Пулеметная стрельба прекратилась. Меч прожектора снова повернулся в сторону океана, вырывая из темноты белые гребни крутых волн, упираясь в далекий, сливающийся с морем невидимый горизонт.

Осокин выбрался на узкую тропинку, с двух сторон огороженную кустами тамарисков, и побежал по ней в сторону шоссе, соединявшего Сен-Дени с Сен-Пьером. Здесь он мог бежать, как по глубокой траншее, не боясь, что его могут увидеть сбоку. Минут через пятнадцать он был уже около залитой асфальтом дороги. Слева, совсем близко, темнели очертания развороченного взрывом арсенала.

«Жалко, что взрывом разрушен домик мадемуазель Валер — в нем можно было бы переждать до утра», — подумал Осокин, перебегая совершенно пустынное шоссе. «Впрочем, теперь уже нетрудно виноградниками и полями добраться до Сен-Дени. Вот только нет сегодня полос тумана».

На другой день, в обед, по Сен-Дени пронесся слух, что столько лет ожидавшаяся высадка союзных войск наконец произошла. Первым об этом событии сообщил Осокину сосед Аристид:

— Высадились! Подумаешь, кому ума не хватило высадиться! Все равно их всех спихнут назад в океан. Как в Дьеппе.

О том, где высадились союзные войска, Аристид толком сказать не мог — известия были противоречивы. Осокин бросился к командану Сабуа. Тот сидел перед радиоприемником, запрятанным в платяном шкафу. Он старался преодолеть шум, визг и вой глушителей, разбушевавшихся с такой силой, как будто Олерон находился в центре магнитной бури. Иногда, с большим трудом, сквозь хрипенье удавалось поймать отдельные слова, порою даже целые фразы. Но даже после того, как с этих фраз и отдельных слов сдирались обволакивающие их шумы, сообщения оставались бессвязными. Ясно было только, что где-то на территории Франции высадились американцы и англичане. Чертыхаясь, Сабуа настроил приемник на немецкую станцию. Немцы сообщали, что в ночь на шестое июня в нескольких местах вдоль атлантического побережья американцы и англичане пытались высадиться, но что всюду эти попытки были ликвидированы. Среди пунктов, где высадка не удалась, были перечислены Биарриц, Сен-Назер, Лориан, острова Нуармутье и Олерон. При упоминании Олерона командан Сабуа пришел в бешенство:

— Не удалось! Это я понимаю! Не мудрено: никто не собирался высаживаться на Олероне. Впрочем, говорят, сегодня ночью слышали пулеметную стрельбу. Что нее — они пулеметами прогнали английские крейсеры?

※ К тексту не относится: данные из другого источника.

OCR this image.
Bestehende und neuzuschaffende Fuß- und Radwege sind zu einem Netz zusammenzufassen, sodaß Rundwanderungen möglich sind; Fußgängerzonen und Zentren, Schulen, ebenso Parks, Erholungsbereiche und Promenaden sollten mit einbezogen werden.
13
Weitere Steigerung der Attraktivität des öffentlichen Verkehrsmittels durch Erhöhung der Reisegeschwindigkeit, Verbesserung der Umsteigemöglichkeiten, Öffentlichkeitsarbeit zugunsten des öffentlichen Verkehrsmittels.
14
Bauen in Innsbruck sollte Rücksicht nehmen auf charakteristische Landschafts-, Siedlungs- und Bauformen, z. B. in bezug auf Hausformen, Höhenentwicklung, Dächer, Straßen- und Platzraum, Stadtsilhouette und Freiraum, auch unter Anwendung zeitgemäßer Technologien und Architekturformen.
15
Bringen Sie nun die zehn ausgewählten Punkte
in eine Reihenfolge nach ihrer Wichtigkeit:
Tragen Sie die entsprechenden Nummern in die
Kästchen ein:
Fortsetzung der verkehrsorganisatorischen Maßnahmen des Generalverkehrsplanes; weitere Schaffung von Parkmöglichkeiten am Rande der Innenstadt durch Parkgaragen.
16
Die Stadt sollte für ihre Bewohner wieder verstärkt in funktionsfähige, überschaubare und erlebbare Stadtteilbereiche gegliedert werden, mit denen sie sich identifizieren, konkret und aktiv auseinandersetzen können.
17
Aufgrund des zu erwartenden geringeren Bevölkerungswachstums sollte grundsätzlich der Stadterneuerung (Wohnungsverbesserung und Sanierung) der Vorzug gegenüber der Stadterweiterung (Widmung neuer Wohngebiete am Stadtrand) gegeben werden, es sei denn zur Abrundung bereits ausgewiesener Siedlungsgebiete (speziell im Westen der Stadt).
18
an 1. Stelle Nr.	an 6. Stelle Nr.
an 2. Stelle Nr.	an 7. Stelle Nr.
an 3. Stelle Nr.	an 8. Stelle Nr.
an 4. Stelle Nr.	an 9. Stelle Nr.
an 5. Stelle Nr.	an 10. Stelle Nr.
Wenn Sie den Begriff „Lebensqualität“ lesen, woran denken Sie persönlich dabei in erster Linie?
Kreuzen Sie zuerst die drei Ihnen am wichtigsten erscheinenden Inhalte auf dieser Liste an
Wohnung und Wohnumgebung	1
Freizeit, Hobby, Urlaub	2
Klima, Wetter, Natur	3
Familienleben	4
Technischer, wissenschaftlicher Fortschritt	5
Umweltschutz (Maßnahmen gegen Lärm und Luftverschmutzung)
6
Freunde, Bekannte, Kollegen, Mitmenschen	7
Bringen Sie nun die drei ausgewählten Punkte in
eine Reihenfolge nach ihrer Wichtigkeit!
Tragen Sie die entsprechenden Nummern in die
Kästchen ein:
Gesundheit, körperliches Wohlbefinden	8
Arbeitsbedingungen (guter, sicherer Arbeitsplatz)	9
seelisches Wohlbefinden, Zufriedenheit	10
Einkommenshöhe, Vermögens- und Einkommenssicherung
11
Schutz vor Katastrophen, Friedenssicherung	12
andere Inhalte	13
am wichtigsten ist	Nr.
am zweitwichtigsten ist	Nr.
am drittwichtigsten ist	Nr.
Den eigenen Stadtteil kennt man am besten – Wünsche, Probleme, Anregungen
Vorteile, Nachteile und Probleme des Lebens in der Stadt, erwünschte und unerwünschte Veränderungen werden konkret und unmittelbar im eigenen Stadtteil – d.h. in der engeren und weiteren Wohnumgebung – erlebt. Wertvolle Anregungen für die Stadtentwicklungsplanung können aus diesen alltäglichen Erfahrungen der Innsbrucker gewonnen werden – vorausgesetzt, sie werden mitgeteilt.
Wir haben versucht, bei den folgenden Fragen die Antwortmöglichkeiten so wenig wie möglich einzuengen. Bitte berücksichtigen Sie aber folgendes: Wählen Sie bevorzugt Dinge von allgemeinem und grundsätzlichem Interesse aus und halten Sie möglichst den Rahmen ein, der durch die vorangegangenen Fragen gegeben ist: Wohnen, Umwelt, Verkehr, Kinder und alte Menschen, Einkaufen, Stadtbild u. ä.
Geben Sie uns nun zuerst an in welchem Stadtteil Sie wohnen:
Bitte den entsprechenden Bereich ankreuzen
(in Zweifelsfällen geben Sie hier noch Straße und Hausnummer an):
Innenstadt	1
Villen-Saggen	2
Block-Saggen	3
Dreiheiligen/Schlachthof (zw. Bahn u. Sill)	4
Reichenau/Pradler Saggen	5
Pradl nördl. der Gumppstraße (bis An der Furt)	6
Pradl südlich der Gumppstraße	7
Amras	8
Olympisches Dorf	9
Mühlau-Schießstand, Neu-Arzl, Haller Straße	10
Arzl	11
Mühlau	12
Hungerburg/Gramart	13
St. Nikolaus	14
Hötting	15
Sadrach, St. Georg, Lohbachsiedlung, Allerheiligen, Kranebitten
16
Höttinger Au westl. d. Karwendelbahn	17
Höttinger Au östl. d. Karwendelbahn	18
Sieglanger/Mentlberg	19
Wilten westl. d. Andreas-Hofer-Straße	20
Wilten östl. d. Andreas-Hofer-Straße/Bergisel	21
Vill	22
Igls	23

Осокин подумал, что ракеты, которые он пустил прошлой ночью, были каким-то образом связаны с общим планом высадки. Возможно, они должны были указать побережье Олерона кораблям, крейсирующим в открытом море, но еще вероятней было предположить, что ракеты были только демонстрацией одной из попыток сбить с толку немецкий штаб, чтобы он не мог сразу определить главное место удара.

Сопротивление немецких войск на полуострове Котантэн было совсем недолгим: 26 июня освободили Шербур, а к концу июля департаменты Манш и Кальвадос были почти целиком заняты союзниками. В первых числах августа англичане из Кана, а американцы из Авранша бросили свои танковые дивизии в наступление, и меньше чем за месяц были освобождены Нант, Орлеан, Париж и Руан. 15 августа союзники высадились на средиземноморском побережье около Сен-Тропеза, почти не встретив никакого сопротивления со стороны немцев, и 3 сентября Первая французская армия под командованием де Латтр-де-Тассиньи заняла Лион. Немцы бежали. Вернее, бежали все те войска, которые находились вне укреплений Атлантического вала. Охваченные ужасом поражения, немецкие солдаты стали жестоки — теперь уже никто не вспоминал о корректности: названия города Орадура и плоскогорья Веркора, уничтоженных оккупантами, стали символом их панического отступления.

В течение этих дней жизнь на Олероне, казалось, вся сосредоточилась в чувстве мучительного ожидания: «Других освободили, когда же наш черед?..» Ожидание затягивалось — на дни, недели и месяцы.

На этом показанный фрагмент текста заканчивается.